« Monde d’hier contre monde de demain » : Philippe Moati pointe le risque d’un renforcement des clivages sociaux

28 avril 2020 - Pierre Christen

Dans une interview accordée à France Culture, et consultable en ligne en version écrite, l’économiste Philippe Moati livre sa vision de l’impact social de l’épidémie de Covid-19 : « cette crise va accélérer la division de la société en deux parts pas du tout égales : ceux qui vont vouloir accélérer la transition vers autre chose et ceux qui ont hâte de retrouver le monde d'avant, avec toutes les frustrations que cela risque d’engendrer, frustrations qui seront causées par la crise économique et ses conséquences sur les plus modestes ».

L’économiste, qui dirige l’ObSoco (Université Paris-Diderot), après 23 ans passés au Credoc en tant que directeur de recherche, pointe d’un côté un renforcement de la tendance au « consommer moins mais mieux ». Cela dans une partie de la population « disposant notamment d'un fort capital culturel, qui associe cette crise du Covid-19 à une crise plus générale, environnementale, qui serait celle du capitalisme néolibéral. […] La crise est, pour eux, l'occasion d'un passage à l'acte, une sorte de justification par la gravité de la situation du discours "il faut changer le monde" ».

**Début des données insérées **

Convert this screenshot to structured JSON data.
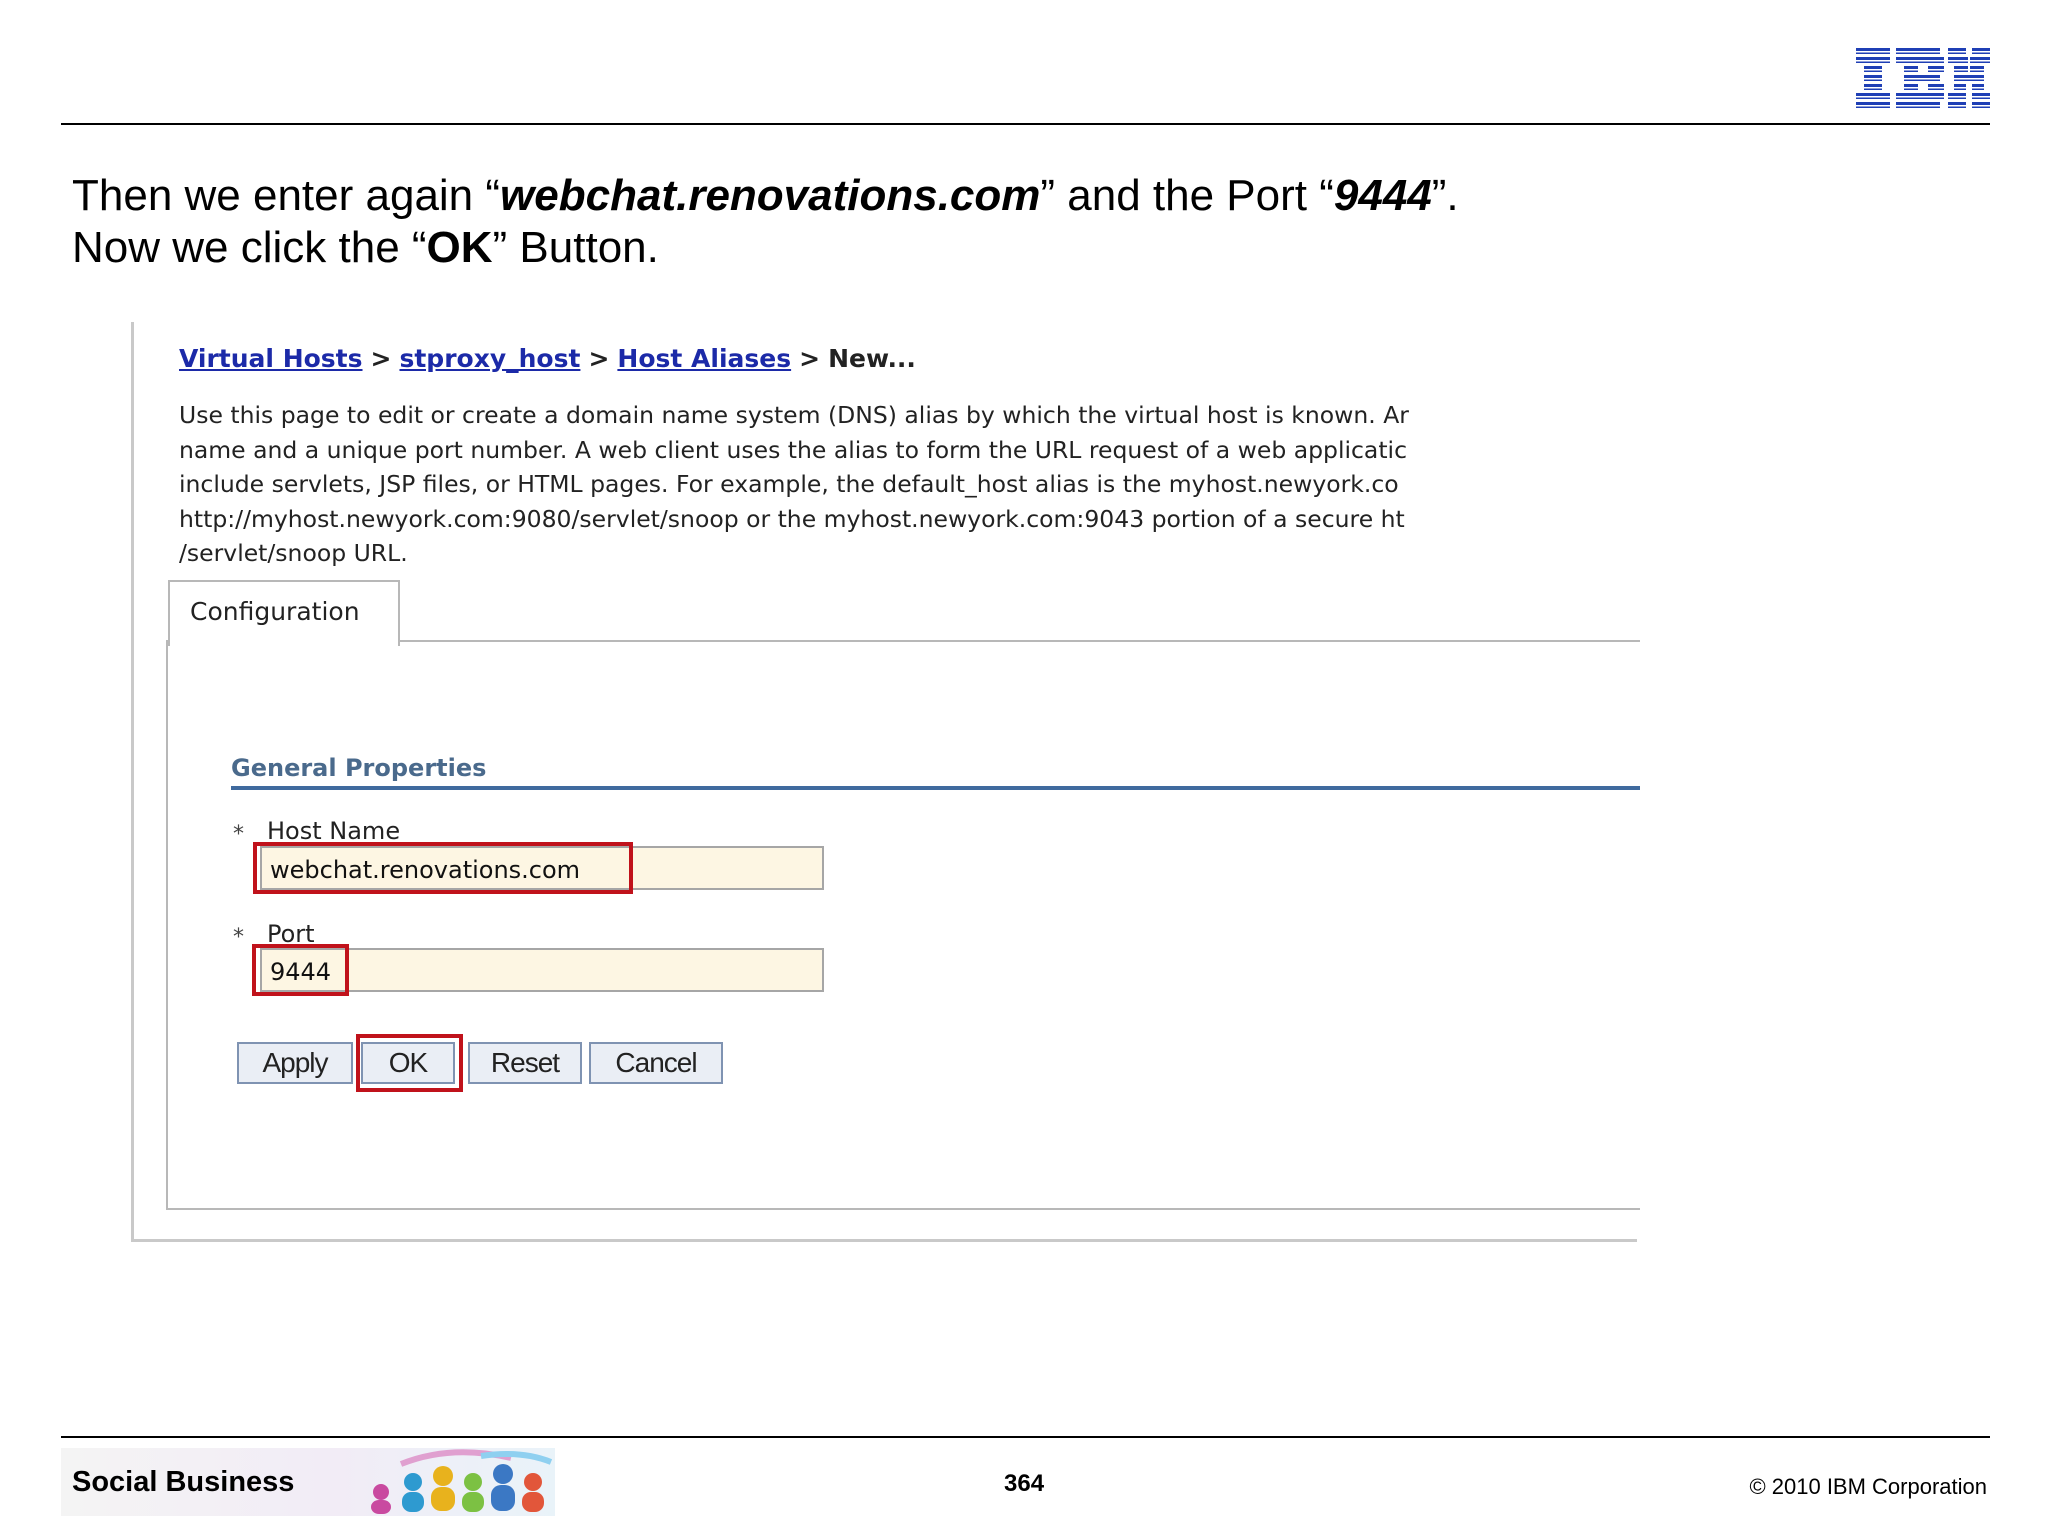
{
  "logo": {
    "text": "IBM",
    "color": "#1f3fb5"
  },
  "instructions": {
    "line1_prefix": "Then we enter again “",
    "line1_host": "webchat.renovations.com",
    "line1_middle": "” and the Port “",
    "line1_port": "9444",
    "line1_suffix": "”.",
    "line2_prefix": "Now we click the “",
    "line2_button": "OK",
    "line2_suffix": "” Button."
  },
  "screenshot": {
    "breadcrumb": {
      "items": [
        "Virtual Hosts",
        "stproxy_host",
        "Host Aliases"
      ],
      "separator": ">",
      "current": "New..."
    },
    "description_lines": [
      "Use this page to edit or create a domain name system (DNS) alias by which the virtual host is known. Ar",
      "name and a unique port number. A web client uses the alias to form the URL request of a web applicatic",
      "include servlets, JSP files, or HTML pages. For example, the default_host alias is the myhost.newyork.co",
      "http://myhost.newyork.com:9080/servlet/snoop or the myhost.newyork.com:9043 portion of a secure ht",
      "/servlet/snoop URL."
    ],
    "tab_label": "Configuration",
    "section_title": "General Properties",
    "required_marker": "*",
    "host_name": {
      "label": "Host Name",
      "value": "webchat.renovations.com"
    },
    "port": {
      "label": "Port",
      "value": "9444"
    },
    "buttons": {
      "apply": "Apply",
      "ok": "OK",
      "reset": "Reset",
      "cancel": "Cancel"
    },
    "highlight_color": "#c0121b",
    "link_color": "#1c2aa8"
  },
  "footer": {
    "brand": "Social Business",
    "page_number": "364",
    "copyright": "© 2010 IBM Corporation"
  }
}
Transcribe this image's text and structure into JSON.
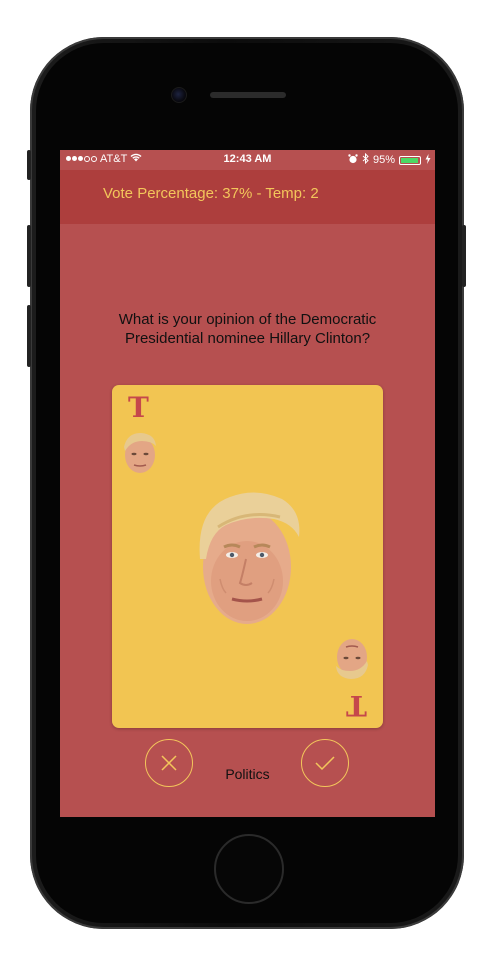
{
  "status_bar": {
    "carrier": "AT&T",
    "time": "12:43 AM",
    "battery_percent": "95%",
    "battery_level": 0.95,
    "signal_bars_filled": 3,
    "signal_bars_total": 5
  },
  "header": {
    "title": "Vote Percentage: 37% - Temp: 2"
  },
  "question": {
    "text": "What is your opinion of the Democratic Presidential nominee Hillary Clinton?"
  },
  "card": {
    "corner_letter": "T",
    "image": "trump-face"
  },
  "actions": {
    "reject_icon": "x-icon",
    "accept_icon": "check-icon",
    "category": "Politics"
  },
  "colors": {
    "screen_bg": "#b65050",
    "navbar_bg": "#ad3e3d",
    "accent": "#f3c65b",
    "card_bg": "#f2c552",
    "card_letter": "#c5484b"
  }
}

Et de l’autre côté, l’économiste met en évidence les aspirations du « ventre mou » de la société française, d’ailleurs sous-représentées dans les médias. « Ces personnes commencent à ressentir la frustration de ne pas pouvoir consommer comme elles en avaient l'habitude. Celles-là attendent la fin du confinement comme une opportunité de retrouver la vie d'avant. Et cette partie de la population est en moyenne plus touchée par la crise économique », analyse-t-il.  Il poursuit : « Sauf que leur situation économique sera très dégradée, donc la frustration risque de s'intensifier. On risque alors d'assister à l'exacerbation de la tension entre un vouloir d'achat et un pouvoir d'achat qui ne sont pas au diapason ».

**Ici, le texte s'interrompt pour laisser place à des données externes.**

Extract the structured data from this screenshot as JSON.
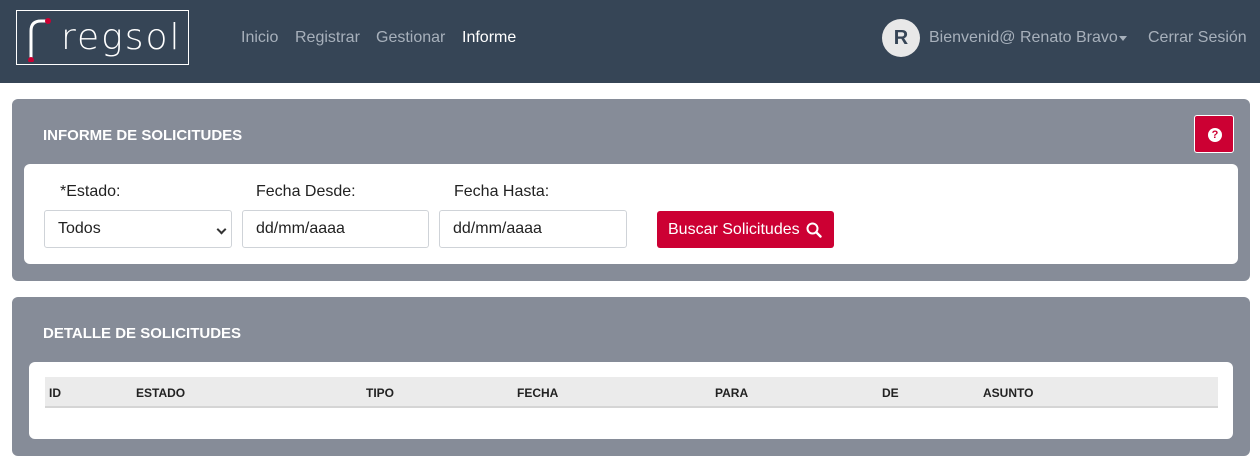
{
  "brand": {
    "logo_text": "regsol",
    "accent": "#cc0033",
    "nav_bg": "#364556"
  },
  "nav": {
    "links": [
      {
        "label": "Inicio",
        "active": false
      },
      {
        "label": "Registrar",
        "active": false
      },
      {
        "label": "Gestionar",
        "active": false
      },
      {
        "label": "Informe",
        "active": true
      }
    ],
    "avatar_initial": "R",
    "welcome": "Bienvenid@ Renato Bravo",
    "logout": "Cerrar Sesión"
  },
  "report_panel": {
    "title": "INFORME DE SOLICITUDES",
    "help_icon": "question-circle-icon",
    "estado_label": "*Estado:",
    "estado_value": "Todos",
    "desde_label": "Fecha Desde:",
    "desde_value": "dd/mm/aaaa",
    "hasta_label": "Fecha Hasta:",
    "hasta_value": "dd/mm/aaaa",
    "search_button": "Buscar Solicitudes",
    "search_icon": "search-icon"
  },
  "detail_panel": {
    "title": "DETALLE DE SOLICITUDES",
    "columns": [
      "ID",
      "ESTADO",
      "TIPO",
      "FECHA",
      "PARA",
      "DE",
      "ASUNTO"
    ]
  }
}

Une analyse validée par Michel-Edouard Leclerc

Philippe Moati redoute que ce double clivage s'accentue dans les années à venir, quand la crise économique aura pris le pas sur la crise sanitaire. Et qu’il soit à l’origine de troubles sociaux. Il schématise : « D'un côté, une avant-garde nourrie - une partie substantielle de la population - très volontaire pour accélérer la transition à tous les niveaux et notamment en termes de consommation, qui a la certitude d'avoir raison, qui a sa bonne conscience pour elle. Et de l'autre côté, ce ventre mou, moins structuré, qui formalise moins sa vision du monde, qui reste attaché au monde d'hier et qui va trépigner de ne pas pouvoir y accéder comme avant ».

Une analyse que n’a pas manquée de relever Michel-Edouard Leclerc sur son blog. « Je partage l’avis de Philippe Moati qui anticipe une opposition, voire une confrontation sociale majeure », indique le distributeur. « On se gausse beaucoup sur l’idéal d’un monde "d’après". L’expression semble faire recette. Mais aurait-on oublié combien fut mal ressentie l’opposition entre "ancien monde" et "nouveau monde" ? »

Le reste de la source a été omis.